Por isso, dizer que o Partido Social-democrata "não tem uma estratégia" parece-me uma tautologia comparável a afirmar que um antílope não tem garras, ou que uma biciclete não tem cinto de segurança. Então não se percebeu já, ao cabo de mais de trinta e cinco anos de existência, que o P. S. D. nunca teve nem poderia alguma vez ter uma "estratégia"? Não é uma evidência trivial que, para se poder possuir (ou fazer sentido ter) uma estratégia, crucial se torna ser préviamente dotado de um objectivo a atingir? Qual o objectivo do P. S. D., actual e de sempre?


A Social-democracia não é certamente, pois não só já não o era no dia da fundação do Partido, como nunca este se dignou arrepiar caminho e implantá-la na sua linha programática. Estou convencido, muito pelo contrário, de que o P. S. D. é um Partido sem qualquer base ideológica, que apenas reage por impulsos programáticos e conjunturais. Explicação plausível: o P. S. D. não tem ideologia, nem Programa, nem estratégia, pois o que o define, acima de tudo, são apenas interesses particulares! Ou seja, apenas pode ser guiado por tácticas.

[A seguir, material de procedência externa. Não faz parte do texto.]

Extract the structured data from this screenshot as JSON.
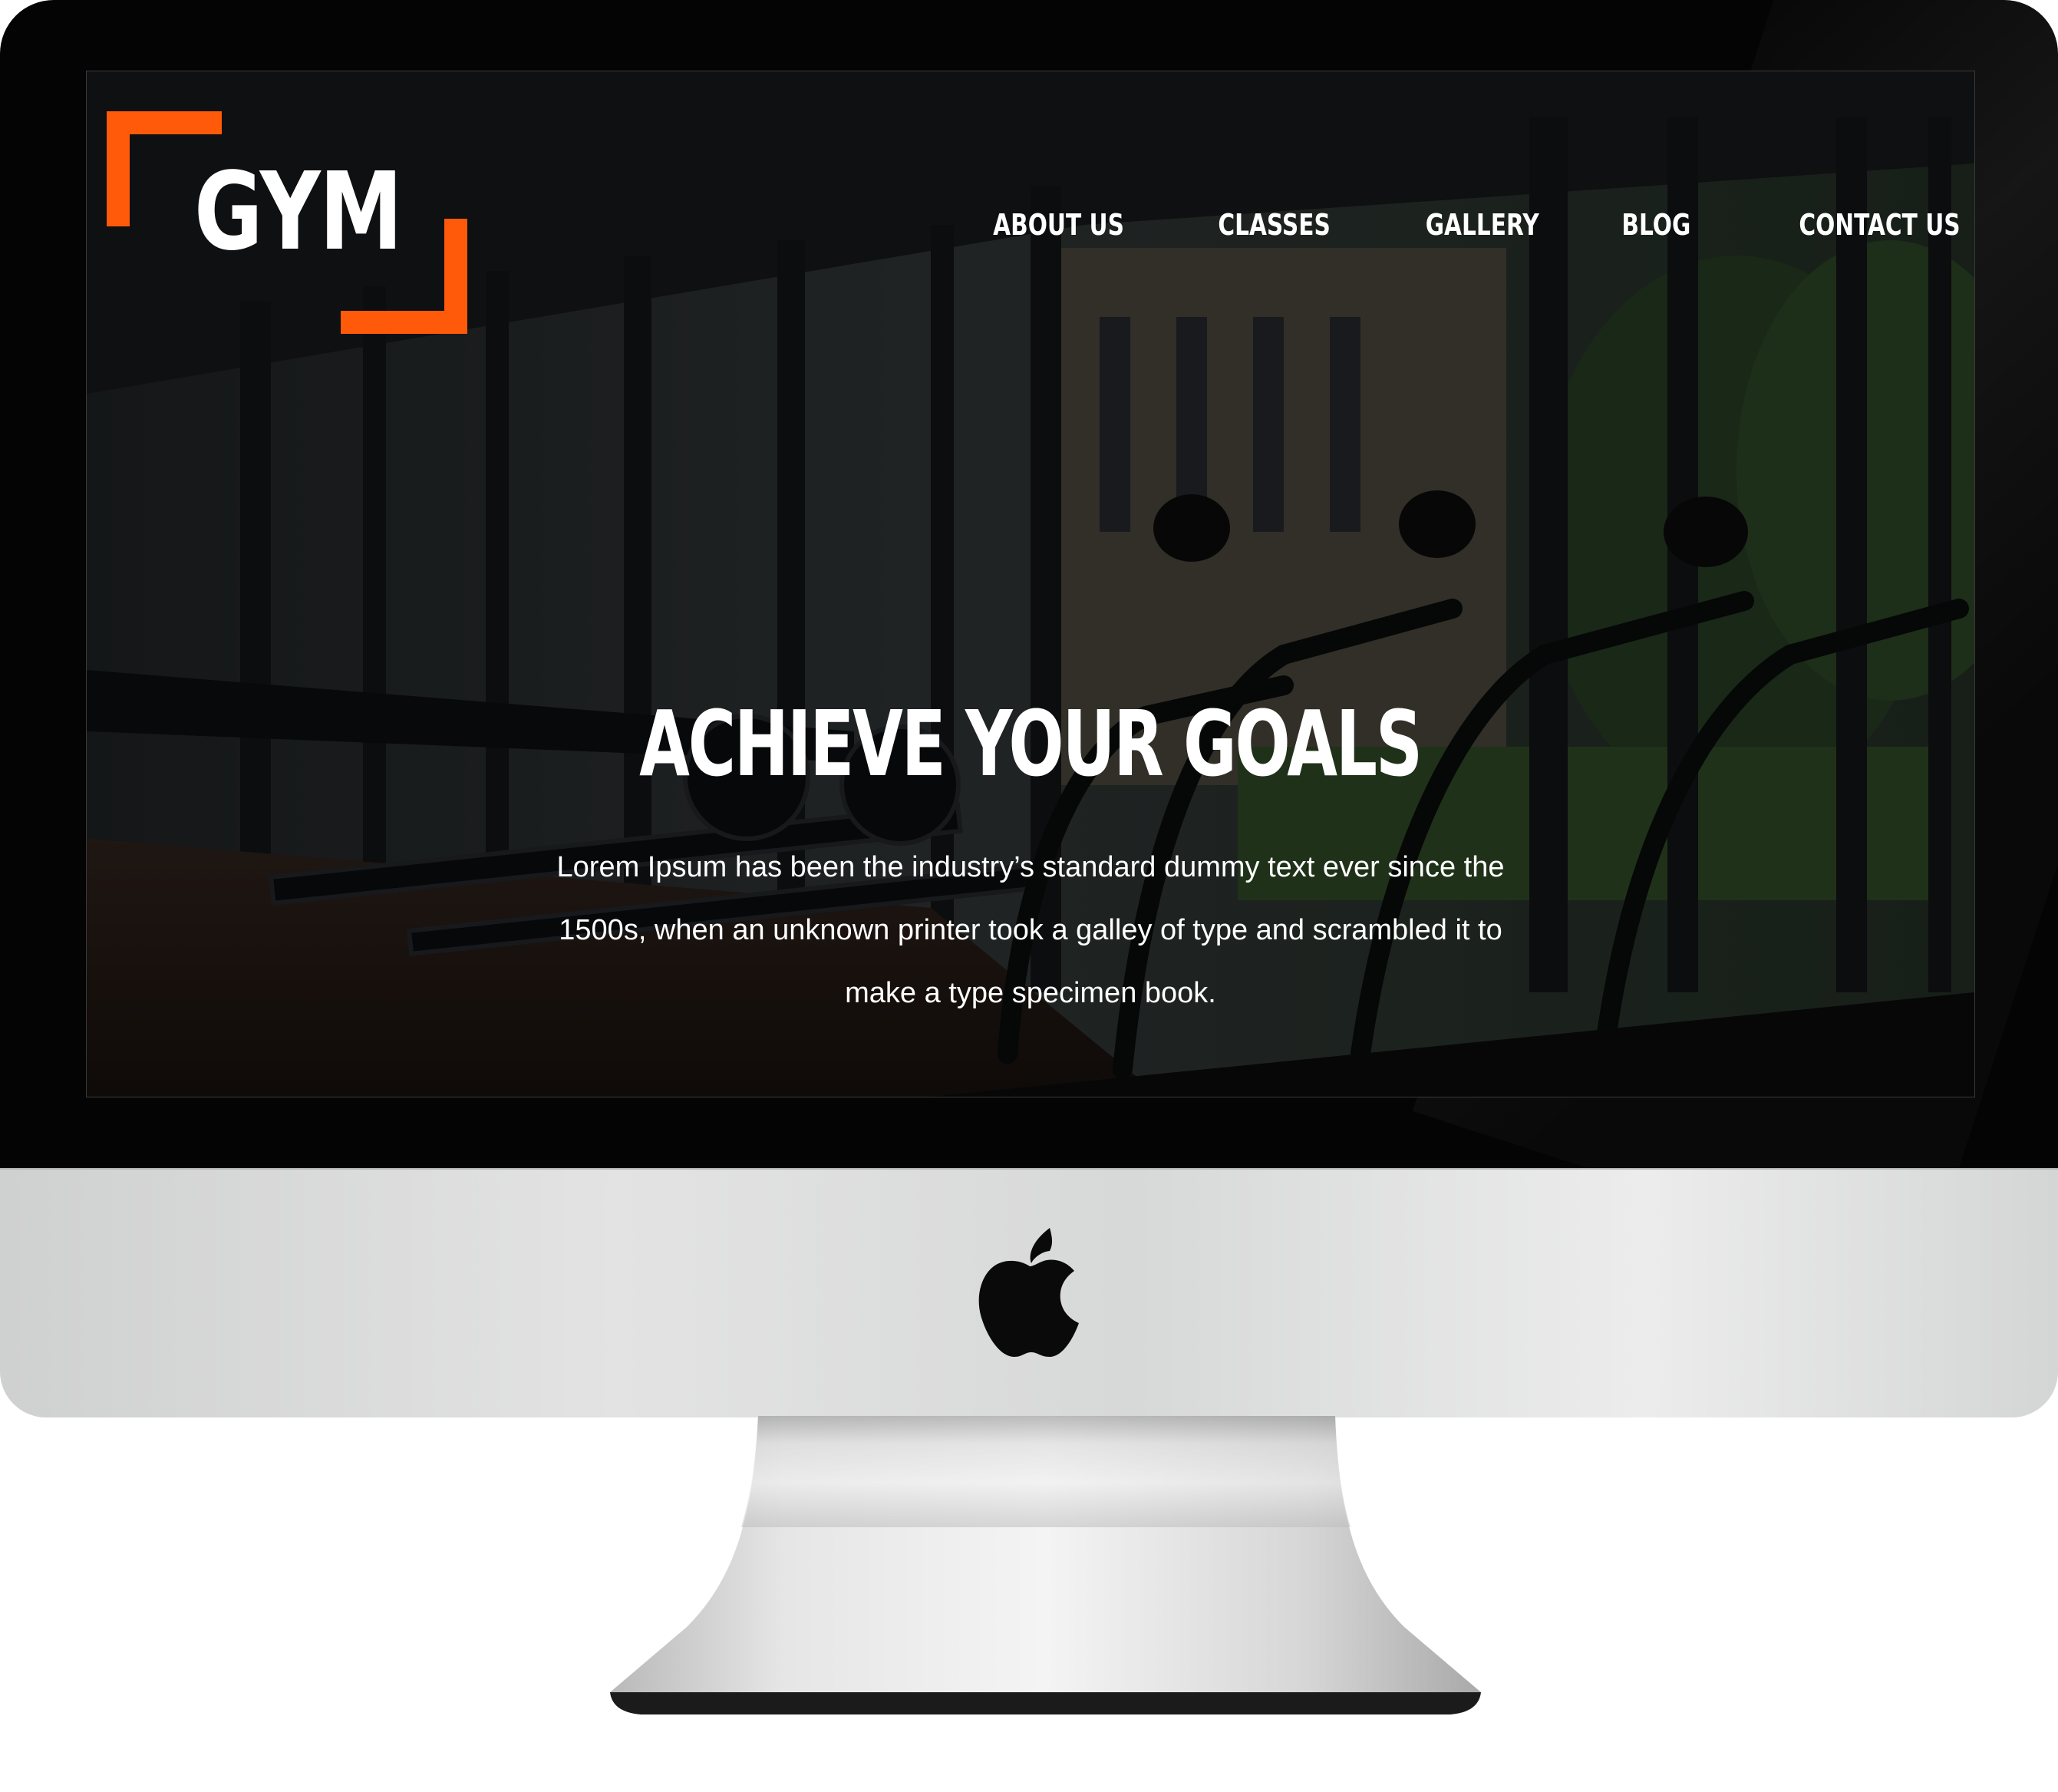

Em consequência, a única coisa que "une" o P. S. D. é a eventual convergência táctica dos interesses particulares que constituem a única razão para a sua existência, daí que seja tão difícil manter uma linha política coerente neste Partido e haver permanentemente a sensação de que, sempre que muda de dirigentes máximos, quase se altera por inteiro o seu ideário político (e não será certamente por acaso o próprio atrito recorrente entre os três nomes que os seus diferentes líderes já lhe deram: P. P. D., P. S. D. e P. P. D./P. S. D.!).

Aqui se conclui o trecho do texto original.